20/05/2025
O sentimento à beira de paragem inútil de beleza na ressonância de um instrumento condenado ao desuso. Ou por dentro da tessitura de livros perfeitos embora inacabados. A vocação extenuada e extenuante, a entrega absoluta de uma vida, o sacrifício.
Não, nada disso.

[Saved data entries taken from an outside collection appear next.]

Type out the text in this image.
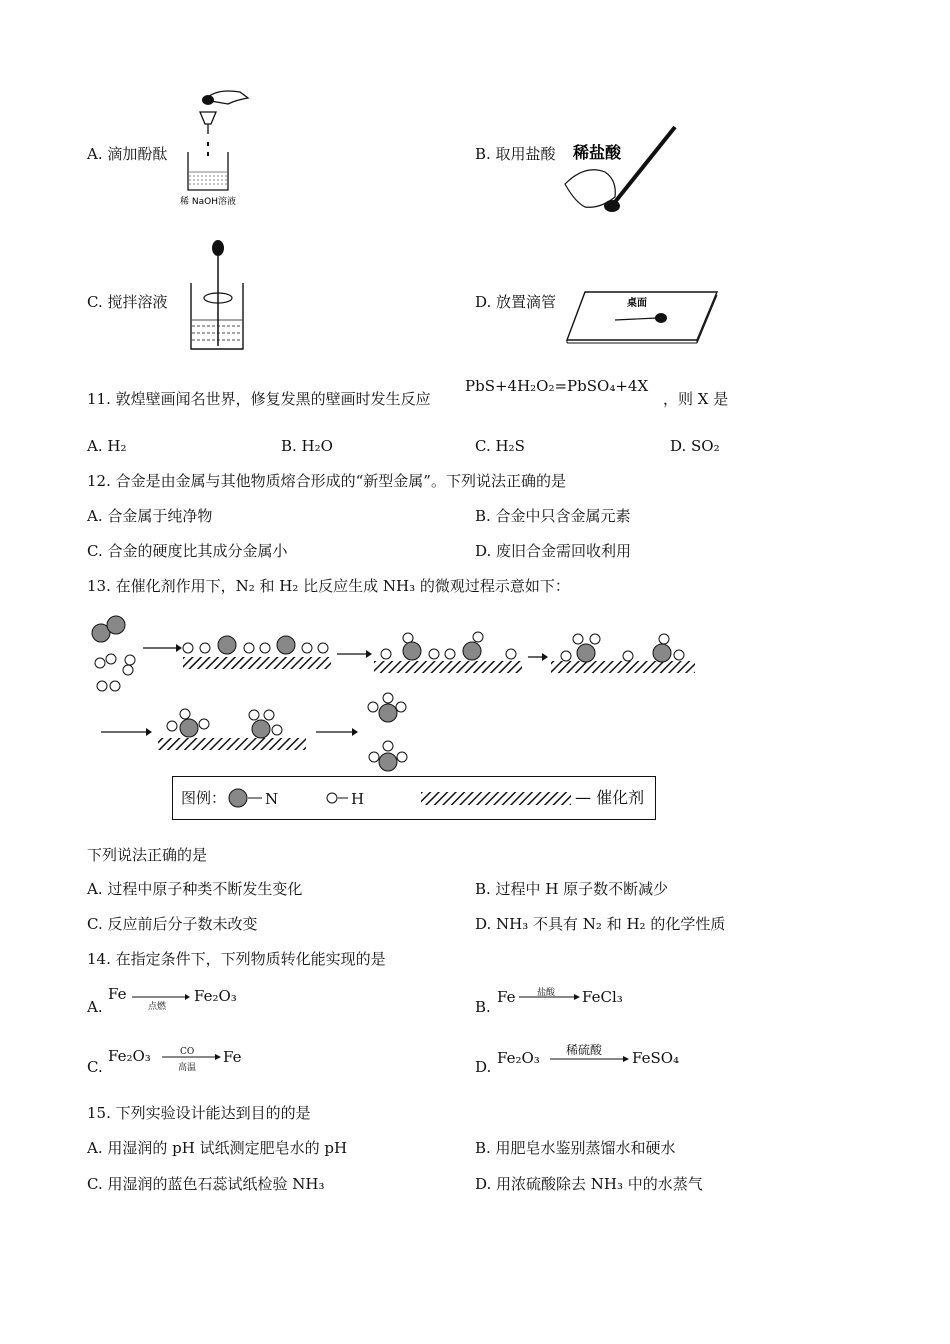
A. 滴加酚酞
稀 NaOH溶液
B. 取用盐酸 稀盐酸
C. 搅拌溶液	D. 放置滴管	桌面
11. 敦煌壁画闻名世界，修复发黑的壁画时发生反应
PbS+4H₂O₂=PbSO₄+4X
，则 X 是
A. H₂	B. H₂O	C. H₂S	D. SO₂
12. 合金是由金属与其他物质熔合形成的“新型金属”。下列说法正确的是
A. 合金属于纯净物	B. 合金中只含金属元素
C. 合金的硬度比其成分金属小	D. 废旧合金需回收利用
13. 在催化剂作用下，N₂ 和 H₂ 比反应生成 NH₃ 的微观过程示意如下：
图例：	N	H	— 催化剂
下列说法正确的是
A. 过程中原子种类不断发生变化	B. 过程中 H 原子数不断减少
C. 反应前后分子数未改变	D. NH₃ 不具有 N₂ 和 H₂ 的化学性质
14. 在指定条件下，下列物质转化能实现的是
A.
Fe
点燃
Fe₂O₃
B.
Fe 盐酸 FeCl₃
C.
Fe₂O₃	CO
高温
Fe
D. Fe₂O₃ 稀硫酸 FeSO₄
15. 下列实验设计能达到目的的是
A. 用湿润的 pH 试纸测定肥皂水的 pH	B. 用肥皂水鉴别蒸馏水和硬水
C. 用湿润的蓝色石蕊试纸检验 NH₃	D. 用浓硫酸除去 NH₃ 中的水蒸气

Nem de longe a contrição de cavatina, tampouco o mistério de monumento ignorado.
Ao arrematar os últimos ajustes da escrita, ao sair de um mero texto meu, me parece que acabei por me desviar. Para além de palavras que ecoam obscuramente à guisa de gracejo no vazio, o pretendido cerne não foi alcançado, sequer assunto, e mesmo nessas bordas resta imprecisão.
Ao lado a sala de mobília estanque se abre para janela que recorta a noite de telhados empoeirados, a lua de cobre, a cerração varrida devagar pelo vento. A armação do dia repousa.
Os ritos do trabalho e o tédio encorpam, por caminhos de aspecto diferente, a mesma ausência jazida, e privações familiares e já condenadas a caducar carregam um pasmar renovado.
Os dias se acotovelam entre si, desfolhadas pálidas as reminiscências do movimentar vão, e, em perspectiva, se assomam à porta feito a descoberta de um crime hediondo. O desencadeamento banal de todos os dias, se imaginado para amanhã, se arma insuportável.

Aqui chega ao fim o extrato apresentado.